Trois jours avant le premier tour de l’élection, l’étudiante en économie tombe sur le post Tiktok d’une femme étrangère en France qui partage son inquiétude quant à l’élection. Dans les commentaires de la publication, un internaute conseille la plateforme Alter-votants et en explique le principe. « J’ai été immédiatement intéressée et j’ai très vite envoyé mon formulaire », se souvient-elle. Dès le lendemain, Wissal Adar est contactée par Thomas Berteigne, le cofondateur de l’association « et le jour d’après j’ai eu un binôme », continue-t-elle. La jeune femme de 22 ans contacte alors Juliette Rolland, sa partenaire de l’élection.
« Cette année, pour la première fois de ma vie, j’avais fait le choix de m’abstenir », reconnait la femme de 44 ans.
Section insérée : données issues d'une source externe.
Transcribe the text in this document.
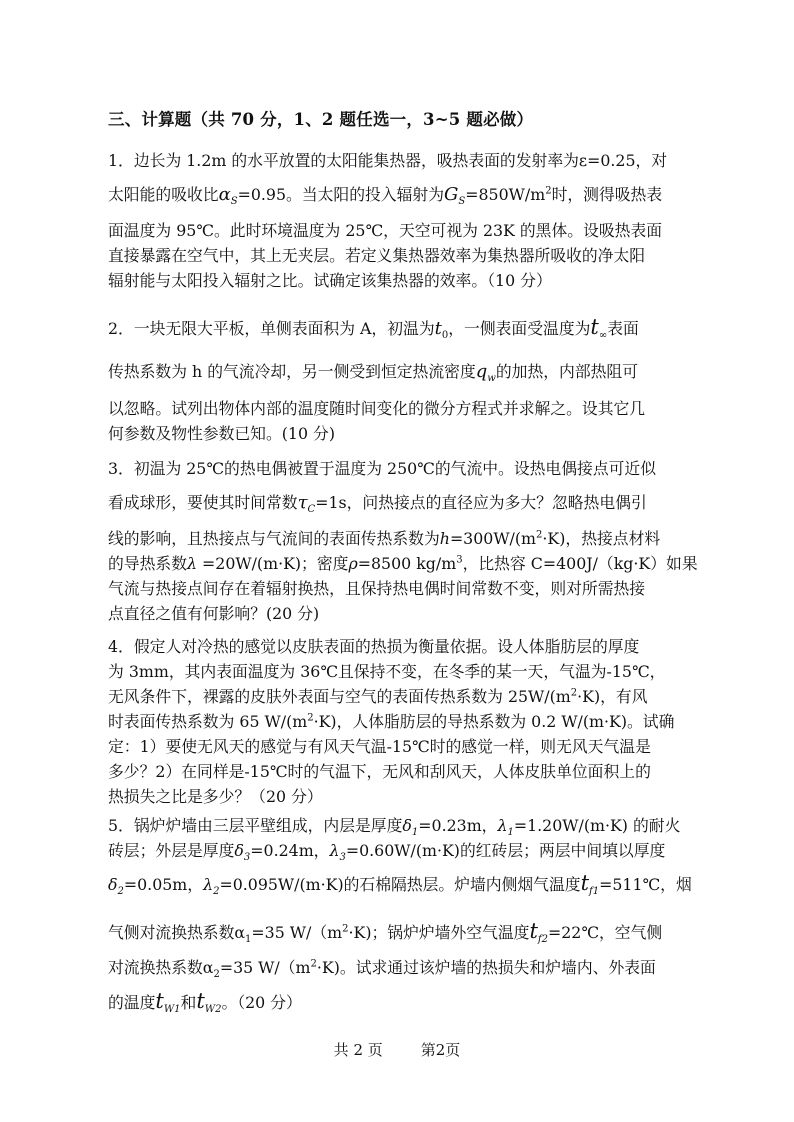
三、计算题（共 70 分，1、2 题任选一，3~5 题必做）
1．边长为 1.2m 的水平放置的太阳能集热器，吸热表面的发射率为ε=0.25，对
太阳能的吸收比$\alpha_S=0.95$。当太阳的投入辐射为$G_S=850W/m^2$时，测得吸热表
面温度为 95℃。此时环境温度为 25℃，天空可视为 23K 的黑体。设吸热表面
直接暴露在空气中，其上无夹层。若定义集热器效率为集热器所吸收的净太阳
辐射能与太阳投入辐射之比。试确定该集热器的效率。（10 分）
2．一块无限大平板，单侧表面积为 A，初温为$t_0$，一侧表面受温度为$t_\infty$表面
传热系数为 h 的气流冷却，另一侧受到恒定热流密度$q_w$的加热，内部热阻可
以忽略。试列出物体内部的温度随时间变化的微分方程式并求解之。设其它几
何参数及物性参数已知。(10 分)
3．初温为 25℃的热电偶被置于温度为 250℃的气流中。设热电偶接点可近似
看成球形，要使其时间常数$\tau_C=1s$，问热接点的直径应为多大？忽略热电偶引
线的影响，且热接点与气流间的表面传热系数为$h=300W/(m^2\cdot K)$，热接点材料
的导热系数λ =20W/(m·K)；密度ρ=8500 $kg/m^3$，比热容 C=400J/（kg·K）如果
气流与热接点间存在着辐射换热，且保持热电偶时间常数不变，则对所需热接
点直径之值有何影响？(20 分)
4．假定人对冷热的感觉以皮肤表面的热损为衡量依据。设人体脂肪层的厚度
为 3mm，其内表面温度为 36℃且保持不变，在冬季的某一天，气温为-15℃，
无风条件下，裸露的皮肤外表面与空气的表面传热系数为 $25W/(m^2\cdot K)$，有风
时表面传热系数为 65 $W/(m^2\cdot K)$，人体脂肪层的导热系数为 0.2 W/(m·K)。试确
定：1）要使无风天的感觉与有风天气温-15℃时的感觉一样，则无风天气温是
多少？2）在同样是-15℃时的气温下，无风和刮风天，人体皮肤单位面积上的
热损失之比是多少？（20 分）
5．锅炉炉墙由三层平壁组成，内层是厚度$\delta_1=0.23m$，$\lambda_1=1.20W/(m\cdot K)$ 的耐火
砖层；外层是厚度$\delta_3=0.24m$，$\lambda_3=0.60W/(m\cdot K)$的红砖层；两层中间填以厚度
$\delta_2=0.05m$，$\lambda_2=0.095W/(m\cdot K)$的石棉隔热层。炉墙内侧烟气温度$t_{f1}=511℃$，烟
气侧对流换热系数$\alpha_1=35$ $W/(m^2\cdot K)$；锅炉炉墙外空气温度$t_{f2}=22℃$，空气侧
对流换热系数$\alpha_2=35$ $W/(m^2\cdot K)$。试求通过该炉墙的热损失和炉墙内、外表面
的温度$t_{W1}$和$t_{W2}$。（20 分）
共 2 页	第2页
Et de continuer : « j’avais conscience du risque que je prenais, mais j’étais déçue du manque de cohésion dans ma famille politique, en l’occurrence la gauche, et je n’avais pas envie d’opter pour un vote tactique ou utile ».
Alors quand Juliette Rolland entend parler d’Alter-votants, c’est pour elle une « troisième voie possible » qui s’ouvre.
« Je considérais que ce vote ne m’appartenait plus »
Des centaines de kilomètres séparent les deux femmes qui ne se seraient sans doute jamais rencontrées autrement. Pourtant, lors de leur première prise de contact, elles débattent une heure durant au téléphone de politique française. « Je trouvais cet échange assez étrange, raconte Juliette Rolland. Je n’aime pas parler de politique avec des inconnus. Pour moi, c’est quelque chose de personnel, d’intime presque ».
Pourtant la discussion se passe sans encombre. « Je lui explique que je voudrais voter pour Mélenchon, complète Wissal Adar. Elle me détaille pourquoi elle ne peut s’y résoudre ». Juliette Rolland n’avait posé qu’une condition : ne pas voter pour un candidat non-accueillant en termes d’immigration. « Sinon, je pensais que ce vote ne m’appartenait plus du tout », poursuit-elle. Au premier tour comme au second, la femme originaire de la région biterroise considère qu’elle s’est abstenue, même si elle a mis un nom dans l’urne.
De son côté, Aurélien Paccard n’était pas parti pour s’abstenir. « J’avais prévu de voter. Alter-votants m’est apparu comme un supplément d’âme dans une élection assez déprimante, se souvient-il. Je n’ai pas exactement voté ce que j’avais prévu, mais c’était proche dans les idées ».
Partager les oppositions
La raison de son inscription à la plateforme réside plutôt dans l’idée de nouer un lien.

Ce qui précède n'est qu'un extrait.